A Diretiva 2014/17/UE, de 4 de fevereiro, objeto da presente análise, é relativa à matéria dos contratos de crédito dos consumidores para imóveis de habitação, alterando as Diretivas 2008/48/CE e 2013/36/UE e o Regulamento (UE) 1.093/2010.

Ao nível normativo o direito comunitário desenvolveu diversos instrumentos. Sob o tema “solidariedade”, no capítulo IV da Carta dos Direitos Fundamentais da União Europeia, são consagradas regras que visam a proteção de interesses vários (artigos 27º a 38º). No âmbito desses interesses, emerge um conjunto de direitos relativos a diversas matérias (trabalhadores, tutela da família, de interesses económicos gerais, ambiente, e, finalmente, dos consumidores).
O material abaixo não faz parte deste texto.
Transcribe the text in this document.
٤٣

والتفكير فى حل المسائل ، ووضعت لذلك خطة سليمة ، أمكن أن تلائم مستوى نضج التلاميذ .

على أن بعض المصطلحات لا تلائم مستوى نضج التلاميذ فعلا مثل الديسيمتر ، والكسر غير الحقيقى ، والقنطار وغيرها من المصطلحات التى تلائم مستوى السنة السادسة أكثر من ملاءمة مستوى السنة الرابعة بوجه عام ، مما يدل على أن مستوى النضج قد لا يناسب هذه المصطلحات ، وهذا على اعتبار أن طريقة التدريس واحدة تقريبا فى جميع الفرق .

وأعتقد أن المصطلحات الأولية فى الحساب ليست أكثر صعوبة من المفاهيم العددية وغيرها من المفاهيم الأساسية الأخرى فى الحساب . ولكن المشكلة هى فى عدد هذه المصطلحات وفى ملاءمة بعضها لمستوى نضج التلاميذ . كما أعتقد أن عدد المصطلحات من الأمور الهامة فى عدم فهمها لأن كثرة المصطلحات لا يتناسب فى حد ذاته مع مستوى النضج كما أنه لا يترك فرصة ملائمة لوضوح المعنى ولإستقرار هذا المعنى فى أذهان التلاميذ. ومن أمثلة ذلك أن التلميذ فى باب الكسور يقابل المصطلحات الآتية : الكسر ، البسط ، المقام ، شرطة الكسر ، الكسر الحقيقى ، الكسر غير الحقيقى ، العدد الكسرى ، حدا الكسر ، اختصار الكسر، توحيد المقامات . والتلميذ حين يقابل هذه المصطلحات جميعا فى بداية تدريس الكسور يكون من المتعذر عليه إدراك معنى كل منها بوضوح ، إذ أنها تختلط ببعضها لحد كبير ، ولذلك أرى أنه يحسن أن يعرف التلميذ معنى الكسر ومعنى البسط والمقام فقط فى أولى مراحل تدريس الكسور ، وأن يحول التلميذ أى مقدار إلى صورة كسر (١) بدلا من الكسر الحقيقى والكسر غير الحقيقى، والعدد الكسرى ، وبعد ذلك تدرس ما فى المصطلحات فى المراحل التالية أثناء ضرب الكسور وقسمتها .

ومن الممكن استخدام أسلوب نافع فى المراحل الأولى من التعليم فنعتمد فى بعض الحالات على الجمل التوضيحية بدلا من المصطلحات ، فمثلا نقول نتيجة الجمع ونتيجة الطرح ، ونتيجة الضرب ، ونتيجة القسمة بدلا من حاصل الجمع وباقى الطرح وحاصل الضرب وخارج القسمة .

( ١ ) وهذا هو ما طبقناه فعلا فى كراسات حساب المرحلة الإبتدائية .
O disposto no art. 38º determina que “as políticas da União devem assegurar um elevado nível de defesa dos consumidores”.

O tratado da União Europeia determina no seu art. 169º que, “a fim de promover os interesses dos consumidores e assegurar um elevado nível de defesa destes, a União contribuirá para a proteção da saúde, da segurança e dos interesses económicos dos consumidores, bem como para a promoção do seu direito à informação, à educação e à organização para a defesa dos seus interesses”.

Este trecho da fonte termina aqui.